Coping with an Uncooperative Co-Parent
In a perfect world, parents would be able to put the past behind them after a divorce and come together as a team to raise happy and healthy children in a conflict-free environment. But in the real world, past hurt and heightened emotions often get in the way of cooperative co-parenting.
When co-parenting with an ex who seemingly refuses to move beyond past conflict, it’s important to remember this mantra: The only person you can change is yourself.
It's going to be frustrating. But realizing that you cannot reasonably expect to control your co-parent’s behaviour is the first step toward finding solutions that meet your own needs.
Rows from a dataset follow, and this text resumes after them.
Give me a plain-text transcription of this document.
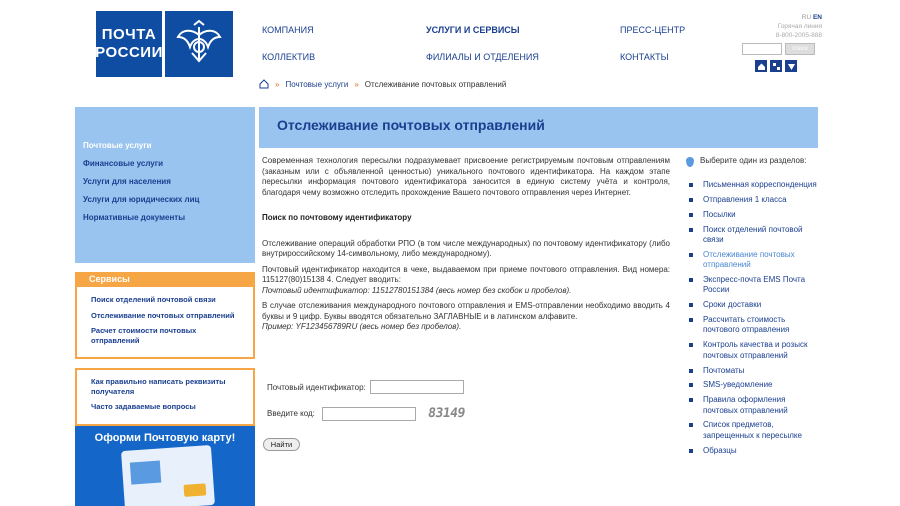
ПОЧТА
РОССИИ
КОМПАНИЯ	УСЛУГИ И СЕРВИСЫ	ПРЕСС-ЦЕНТР
КОЛЛЕКТИВ	ФИЛИАЛЫ И ОТДЕЛЕНИЯ	КОНТАКТЫ
RU EN
Горячая линия
8-800-2005-888
поиск
» Почтовые услуги » Отслеживание почтовых отправлений
Почтовые услуги
Финансовые услуги
Услуги для населения
Услуги для юридических лиц
Нормативные документы
Сервисы
Поиск отделений почтовой связи
Отслеживание почтовых отправлений
Расчет стоимости почтовых отправлений
Как правильно написать реквизиты получателя
Часто задаваемые вопросы
Оформи Почтовую карту!
Отслеживание почтовых отправлений

Современная технология пересылки подразумевает присвоение регистрируемым почтовым отправлениям (заказным или с объявленной ценностью) уникального почтового идентификатора. На каждом этапе пересылки информация почтового идентификатора заносится в единую систему учёта и контроля, благодаря чему возможно отследить прохождение Вашего почтового отправления через Интернет.

Поиск по почтовому идентификатору

Отслеживание операций обработки РПО (в том числе международных) по почтовому идентификатору (либо внутрироссийскому 14-символьному, либо международному).

Почтовый идентификатор находится в чеке, выдаваемом при приеме почтового отправления. Вид номера: 115127(80)15138 4. Следует вводить:

Почтовый идентификатор: 11512780151384 (весь номер без скобок и пробелов).

В случае отслеживания международного почтового отправления и EMS-отправлении необходимо вводить 4 буквы и 9 цифр. Буквы вводятся обязательно ЗАГЛАВНЫЕ и в латинском алфавите.

Пример: YF123456789RU (весь номер без пробелов).

Почтовый идентификатор:
Введите код:	83149
Найти
Выберите один из разделов:
Письменная корреспонденция
Отправления 1 класса
Посылки
Поиск отделений почтовой связи
Отслеживание почтовых отправлений
Экспресс-почта EMS Почта России
Сроки доставки
Рассчитать стоимость почтового отправления
Контроль качества и розыск почтовых отправлений
Почтоматы
SMS-уведомление
Правила оформления почтовых отправлений
Список предметов, запрещенных к пересылке
Образцы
Once you’ve come to terms with the fact that your co-parent’s behaviour is beyond your control (and that you are also not responsible for their behaviour), you can get to work on solutions that help you raise children unburdened by conflict.
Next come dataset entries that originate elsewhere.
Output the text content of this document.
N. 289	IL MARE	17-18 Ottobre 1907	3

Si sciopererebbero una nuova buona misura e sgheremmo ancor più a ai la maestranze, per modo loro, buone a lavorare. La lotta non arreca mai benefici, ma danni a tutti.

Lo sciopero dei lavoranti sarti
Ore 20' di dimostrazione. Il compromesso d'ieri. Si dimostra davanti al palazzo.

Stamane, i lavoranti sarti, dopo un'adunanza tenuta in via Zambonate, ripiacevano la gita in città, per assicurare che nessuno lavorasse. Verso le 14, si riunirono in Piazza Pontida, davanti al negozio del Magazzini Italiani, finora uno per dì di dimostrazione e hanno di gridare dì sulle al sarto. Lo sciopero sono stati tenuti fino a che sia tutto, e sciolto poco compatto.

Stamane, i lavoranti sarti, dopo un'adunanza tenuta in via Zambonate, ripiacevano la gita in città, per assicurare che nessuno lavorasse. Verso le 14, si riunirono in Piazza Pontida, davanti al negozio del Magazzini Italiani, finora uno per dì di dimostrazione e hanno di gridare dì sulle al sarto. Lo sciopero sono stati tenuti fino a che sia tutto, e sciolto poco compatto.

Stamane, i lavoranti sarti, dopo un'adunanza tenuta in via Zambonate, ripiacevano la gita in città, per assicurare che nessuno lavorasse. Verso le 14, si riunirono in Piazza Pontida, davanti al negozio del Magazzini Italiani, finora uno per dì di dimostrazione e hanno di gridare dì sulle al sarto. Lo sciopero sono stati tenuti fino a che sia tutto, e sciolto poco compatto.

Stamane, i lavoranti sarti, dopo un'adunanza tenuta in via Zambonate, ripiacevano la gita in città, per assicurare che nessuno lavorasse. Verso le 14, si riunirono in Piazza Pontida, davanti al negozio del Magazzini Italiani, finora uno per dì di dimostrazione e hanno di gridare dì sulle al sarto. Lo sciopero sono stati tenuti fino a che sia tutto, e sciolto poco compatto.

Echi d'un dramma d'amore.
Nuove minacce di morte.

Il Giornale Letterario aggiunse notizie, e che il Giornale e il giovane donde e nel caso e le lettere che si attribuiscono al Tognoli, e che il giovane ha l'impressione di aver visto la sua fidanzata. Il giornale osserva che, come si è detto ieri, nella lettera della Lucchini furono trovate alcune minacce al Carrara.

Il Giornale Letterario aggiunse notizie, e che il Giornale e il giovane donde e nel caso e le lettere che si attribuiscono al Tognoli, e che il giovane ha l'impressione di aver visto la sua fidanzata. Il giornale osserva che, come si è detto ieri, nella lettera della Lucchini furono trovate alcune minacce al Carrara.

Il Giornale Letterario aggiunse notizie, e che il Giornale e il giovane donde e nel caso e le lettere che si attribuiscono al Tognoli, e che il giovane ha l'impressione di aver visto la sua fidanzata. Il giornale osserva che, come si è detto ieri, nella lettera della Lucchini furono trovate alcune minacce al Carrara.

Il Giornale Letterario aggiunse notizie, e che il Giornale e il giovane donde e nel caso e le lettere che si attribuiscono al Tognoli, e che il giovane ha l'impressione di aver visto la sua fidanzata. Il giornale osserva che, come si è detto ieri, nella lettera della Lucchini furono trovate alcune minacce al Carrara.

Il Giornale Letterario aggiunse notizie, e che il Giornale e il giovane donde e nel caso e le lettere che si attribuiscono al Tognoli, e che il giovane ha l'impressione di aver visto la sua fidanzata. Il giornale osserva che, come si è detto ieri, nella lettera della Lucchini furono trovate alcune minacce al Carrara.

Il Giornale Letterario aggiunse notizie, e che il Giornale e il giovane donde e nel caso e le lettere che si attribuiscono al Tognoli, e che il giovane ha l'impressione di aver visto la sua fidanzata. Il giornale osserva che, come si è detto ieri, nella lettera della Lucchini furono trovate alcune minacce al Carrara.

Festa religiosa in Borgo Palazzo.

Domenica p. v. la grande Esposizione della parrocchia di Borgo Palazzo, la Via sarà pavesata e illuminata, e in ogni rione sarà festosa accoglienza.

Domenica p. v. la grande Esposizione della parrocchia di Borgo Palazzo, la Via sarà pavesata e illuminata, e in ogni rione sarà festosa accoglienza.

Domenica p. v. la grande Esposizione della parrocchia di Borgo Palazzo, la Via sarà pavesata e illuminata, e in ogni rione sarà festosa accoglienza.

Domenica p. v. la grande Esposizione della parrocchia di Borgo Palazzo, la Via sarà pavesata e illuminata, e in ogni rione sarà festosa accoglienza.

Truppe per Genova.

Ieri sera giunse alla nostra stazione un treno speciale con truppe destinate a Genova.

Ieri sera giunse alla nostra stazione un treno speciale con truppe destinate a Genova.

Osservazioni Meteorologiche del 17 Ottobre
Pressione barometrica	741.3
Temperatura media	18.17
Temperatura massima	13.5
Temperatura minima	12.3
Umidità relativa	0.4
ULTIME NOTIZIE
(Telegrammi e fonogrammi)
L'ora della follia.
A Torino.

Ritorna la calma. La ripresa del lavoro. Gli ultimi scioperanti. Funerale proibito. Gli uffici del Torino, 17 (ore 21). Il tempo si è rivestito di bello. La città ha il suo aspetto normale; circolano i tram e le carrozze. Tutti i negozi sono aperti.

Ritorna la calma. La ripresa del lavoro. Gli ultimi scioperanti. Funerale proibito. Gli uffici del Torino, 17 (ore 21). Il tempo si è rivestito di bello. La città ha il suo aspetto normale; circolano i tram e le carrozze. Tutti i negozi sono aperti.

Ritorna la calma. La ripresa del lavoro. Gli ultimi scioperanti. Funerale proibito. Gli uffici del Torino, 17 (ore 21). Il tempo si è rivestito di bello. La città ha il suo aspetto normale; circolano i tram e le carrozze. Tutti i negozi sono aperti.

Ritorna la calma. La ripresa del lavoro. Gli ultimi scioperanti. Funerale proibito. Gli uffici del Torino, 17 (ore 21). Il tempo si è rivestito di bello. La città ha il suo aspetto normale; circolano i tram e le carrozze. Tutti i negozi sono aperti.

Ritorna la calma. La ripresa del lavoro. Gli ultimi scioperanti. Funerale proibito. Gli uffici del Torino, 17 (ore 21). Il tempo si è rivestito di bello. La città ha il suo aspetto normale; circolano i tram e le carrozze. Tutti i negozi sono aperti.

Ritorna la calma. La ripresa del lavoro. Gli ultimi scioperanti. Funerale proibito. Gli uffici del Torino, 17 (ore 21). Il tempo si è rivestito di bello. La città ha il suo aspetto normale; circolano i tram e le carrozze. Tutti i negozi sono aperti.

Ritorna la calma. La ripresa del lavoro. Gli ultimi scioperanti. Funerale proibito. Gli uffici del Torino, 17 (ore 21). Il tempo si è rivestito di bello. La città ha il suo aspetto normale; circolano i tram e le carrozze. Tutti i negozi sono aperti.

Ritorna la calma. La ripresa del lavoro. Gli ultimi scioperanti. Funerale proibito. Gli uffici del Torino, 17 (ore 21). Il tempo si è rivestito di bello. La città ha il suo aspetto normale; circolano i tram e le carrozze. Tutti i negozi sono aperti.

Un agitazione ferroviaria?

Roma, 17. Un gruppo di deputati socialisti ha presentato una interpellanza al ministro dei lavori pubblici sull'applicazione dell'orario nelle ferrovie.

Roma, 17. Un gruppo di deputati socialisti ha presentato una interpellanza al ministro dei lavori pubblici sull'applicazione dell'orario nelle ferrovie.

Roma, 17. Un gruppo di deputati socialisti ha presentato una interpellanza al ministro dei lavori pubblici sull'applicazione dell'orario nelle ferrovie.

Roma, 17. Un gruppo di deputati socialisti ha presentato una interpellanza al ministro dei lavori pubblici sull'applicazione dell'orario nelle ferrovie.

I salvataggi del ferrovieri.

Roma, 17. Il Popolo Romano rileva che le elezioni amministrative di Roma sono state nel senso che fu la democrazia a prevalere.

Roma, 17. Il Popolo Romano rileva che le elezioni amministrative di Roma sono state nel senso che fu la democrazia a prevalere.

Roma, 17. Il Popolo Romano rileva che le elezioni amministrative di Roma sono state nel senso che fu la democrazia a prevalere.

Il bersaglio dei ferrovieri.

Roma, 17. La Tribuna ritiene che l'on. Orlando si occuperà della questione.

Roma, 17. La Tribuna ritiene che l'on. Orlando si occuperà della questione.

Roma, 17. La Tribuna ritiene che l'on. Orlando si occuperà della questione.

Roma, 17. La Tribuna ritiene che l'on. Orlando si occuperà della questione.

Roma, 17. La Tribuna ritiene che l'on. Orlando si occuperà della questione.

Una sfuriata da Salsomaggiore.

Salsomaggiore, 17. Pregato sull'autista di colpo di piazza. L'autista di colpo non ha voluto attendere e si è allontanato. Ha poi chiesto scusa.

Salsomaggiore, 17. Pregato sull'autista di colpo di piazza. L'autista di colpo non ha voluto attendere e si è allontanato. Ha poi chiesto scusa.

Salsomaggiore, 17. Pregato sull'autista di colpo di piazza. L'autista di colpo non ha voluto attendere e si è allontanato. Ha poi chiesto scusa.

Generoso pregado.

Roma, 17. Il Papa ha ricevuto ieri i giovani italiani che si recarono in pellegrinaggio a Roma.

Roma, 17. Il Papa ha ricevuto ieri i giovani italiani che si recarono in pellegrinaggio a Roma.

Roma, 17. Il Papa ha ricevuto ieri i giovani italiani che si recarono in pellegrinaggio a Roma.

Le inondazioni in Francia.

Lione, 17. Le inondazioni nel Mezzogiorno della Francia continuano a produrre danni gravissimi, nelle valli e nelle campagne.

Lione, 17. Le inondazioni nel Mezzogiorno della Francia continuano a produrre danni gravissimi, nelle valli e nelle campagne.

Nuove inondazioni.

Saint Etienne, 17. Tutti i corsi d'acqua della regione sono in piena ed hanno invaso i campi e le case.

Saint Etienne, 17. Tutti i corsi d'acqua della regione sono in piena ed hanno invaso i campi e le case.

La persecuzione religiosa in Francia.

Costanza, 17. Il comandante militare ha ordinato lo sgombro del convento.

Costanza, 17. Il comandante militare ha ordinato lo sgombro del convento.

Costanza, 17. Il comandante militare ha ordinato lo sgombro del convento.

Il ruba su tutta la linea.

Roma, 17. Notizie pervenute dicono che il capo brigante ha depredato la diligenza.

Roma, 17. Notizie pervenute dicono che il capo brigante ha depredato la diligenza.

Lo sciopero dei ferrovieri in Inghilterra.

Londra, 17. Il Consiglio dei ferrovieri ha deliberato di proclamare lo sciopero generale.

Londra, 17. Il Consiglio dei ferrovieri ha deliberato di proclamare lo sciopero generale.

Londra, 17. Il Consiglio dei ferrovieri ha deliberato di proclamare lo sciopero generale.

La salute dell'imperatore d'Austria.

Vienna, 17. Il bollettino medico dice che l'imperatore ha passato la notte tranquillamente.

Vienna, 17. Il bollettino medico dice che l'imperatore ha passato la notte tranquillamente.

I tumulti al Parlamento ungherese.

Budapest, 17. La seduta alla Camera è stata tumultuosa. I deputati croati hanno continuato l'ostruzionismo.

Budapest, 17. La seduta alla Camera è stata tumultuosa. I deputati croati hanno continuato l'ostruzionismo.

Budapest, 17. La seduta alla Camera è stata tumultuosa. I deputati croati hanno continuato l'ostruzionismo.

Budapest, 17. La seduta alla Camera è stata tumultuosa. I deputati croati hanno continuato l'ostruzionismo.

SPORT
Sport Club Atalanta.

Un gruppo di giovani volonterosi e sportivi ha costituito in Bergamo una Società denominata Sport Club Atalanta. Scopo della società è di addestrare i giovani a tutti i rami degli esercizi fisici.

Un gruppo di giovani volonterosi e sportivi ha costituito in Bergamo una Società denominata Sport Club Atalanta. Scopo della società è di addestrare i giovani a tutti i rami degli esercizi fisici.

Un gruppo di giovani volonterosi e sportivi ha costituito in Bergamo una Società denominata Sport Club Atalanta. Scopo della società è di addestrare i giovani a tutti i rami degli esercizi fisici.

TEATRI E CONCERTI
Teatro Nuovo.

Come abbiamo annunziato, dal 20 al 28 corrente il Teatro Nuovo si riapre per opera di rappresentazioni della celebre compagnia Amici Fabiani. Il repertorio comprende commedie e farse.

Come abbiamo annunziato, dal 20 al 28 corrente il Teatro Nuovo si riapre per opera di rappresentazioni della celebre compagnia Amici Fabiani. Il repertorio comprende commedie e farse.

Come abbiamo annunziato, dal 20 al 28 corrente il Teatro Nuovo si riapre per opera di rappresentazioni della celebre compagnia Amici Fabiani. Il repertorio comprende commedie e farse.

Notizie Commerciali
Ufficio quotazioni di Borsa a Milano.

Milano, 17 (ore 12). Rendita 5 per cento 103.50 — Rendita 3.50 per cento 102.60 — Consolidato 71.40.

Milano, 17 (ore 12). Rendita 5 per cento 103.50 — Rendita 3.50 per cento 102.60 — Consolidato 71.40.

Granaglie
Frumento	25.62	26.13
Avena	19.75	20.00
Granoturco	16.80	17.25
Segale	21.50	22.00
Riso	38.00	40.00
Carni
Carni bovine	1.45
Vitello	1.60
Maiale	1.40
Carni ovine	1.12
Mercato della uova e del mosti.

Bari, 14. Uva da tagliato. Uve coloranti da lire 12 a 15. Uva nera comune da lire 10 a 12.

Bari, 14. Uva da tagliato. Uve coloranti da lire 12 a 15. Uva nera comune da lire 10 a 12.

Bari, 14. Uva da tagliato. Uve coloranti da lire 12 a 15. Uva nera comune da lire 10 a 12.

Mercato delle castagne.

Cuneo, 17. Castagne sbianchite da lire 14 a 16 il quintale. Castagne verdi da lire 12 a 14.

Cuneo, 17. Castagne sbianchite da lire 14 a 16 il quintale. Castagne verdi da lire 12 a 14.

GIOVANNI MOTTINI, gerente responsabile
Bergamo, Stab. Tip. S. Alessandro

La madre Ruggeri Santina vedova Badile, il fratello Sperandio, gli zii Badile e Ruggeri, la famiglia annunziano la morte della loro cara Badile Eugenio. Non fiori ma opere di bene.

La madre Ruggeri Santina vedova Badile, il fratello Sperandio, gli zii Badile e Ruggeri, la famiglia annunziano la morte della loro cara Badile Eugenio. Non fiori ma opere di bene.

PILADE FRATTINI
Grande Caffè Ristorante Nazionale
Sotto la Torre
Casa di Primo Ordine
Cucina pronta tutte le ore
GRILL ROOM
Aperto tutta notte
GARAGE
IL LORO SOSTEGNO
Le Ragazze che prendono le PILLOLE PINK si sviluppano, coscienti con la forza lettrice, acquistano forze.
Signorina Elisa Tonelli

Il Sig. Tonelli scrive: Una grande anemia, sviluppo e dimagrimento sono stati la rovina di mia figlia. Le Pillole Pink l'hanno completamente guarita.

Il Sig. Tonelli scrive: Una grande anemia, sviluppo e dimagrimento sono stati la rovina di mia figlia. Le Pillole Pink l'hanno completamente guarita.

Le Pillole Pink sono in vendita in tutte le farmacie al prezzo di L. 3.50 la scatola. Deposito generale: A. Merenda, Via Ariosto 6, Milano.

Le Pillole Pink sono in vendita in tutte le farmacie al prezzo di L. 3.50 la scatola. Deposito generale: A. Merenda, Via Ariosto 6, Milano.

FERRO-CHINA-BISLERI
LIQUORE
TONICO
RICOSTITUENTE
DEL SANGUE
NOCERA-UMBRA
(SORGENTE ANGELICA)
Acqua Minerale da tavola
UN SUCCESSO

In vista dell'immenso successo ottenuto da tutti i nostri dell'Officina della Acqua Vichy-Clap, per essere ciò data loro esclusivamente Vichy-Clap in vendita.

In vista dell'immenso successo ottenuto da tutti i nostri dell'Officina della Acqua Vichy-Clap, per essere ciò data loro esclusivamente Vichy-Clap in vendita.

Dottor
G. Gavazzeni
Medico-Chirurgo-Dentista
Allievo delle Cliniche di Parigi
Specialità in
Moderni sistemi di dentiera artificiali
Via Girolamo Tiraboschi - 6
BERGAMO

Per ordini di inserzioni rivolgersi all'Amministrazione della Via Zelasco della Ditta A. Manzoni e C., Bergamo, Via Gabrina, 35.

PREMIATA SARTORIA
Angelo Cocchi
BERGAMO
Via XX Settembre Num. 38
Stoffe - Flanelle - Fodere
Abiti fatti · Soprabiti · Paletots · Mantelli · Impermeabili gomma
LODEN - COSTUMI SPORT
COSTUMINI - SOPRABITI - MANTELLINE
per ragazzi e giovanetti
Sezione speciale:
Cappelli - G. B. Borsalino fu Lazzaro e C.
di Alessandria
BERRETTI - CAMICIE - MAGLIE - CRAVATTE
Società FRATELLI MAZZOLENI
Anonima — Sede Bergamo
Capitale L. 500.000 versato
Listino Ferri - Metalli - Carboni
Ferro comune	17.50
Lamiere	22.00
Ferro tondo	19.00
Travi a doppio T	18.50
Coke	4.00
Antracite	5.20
To what extent does your ex refuse to co-parent?
The first item you'll need to determine is the extent to which your co-parent refuses to engage. That's because there are many different levels of “uncooperative ex” that require different approaches.
When determining the breadth of your co-parent’s refusal, it’s helpful to begin by asking yourself a couple questions.
Number one, is your ex actually refusing to co-parent?
Or are you simply experiencing disagreements that normally occurred during parenting pre-separation? Especially in the beginning, your co-parenting relationship will encounter occasional bumps in the road, so learn to differentiate between growing pains and a truly uncooperative partner.
Number two, ask yourself if the lack of engagement is consistent across the co-parenting board or if it is isolated to specific topics.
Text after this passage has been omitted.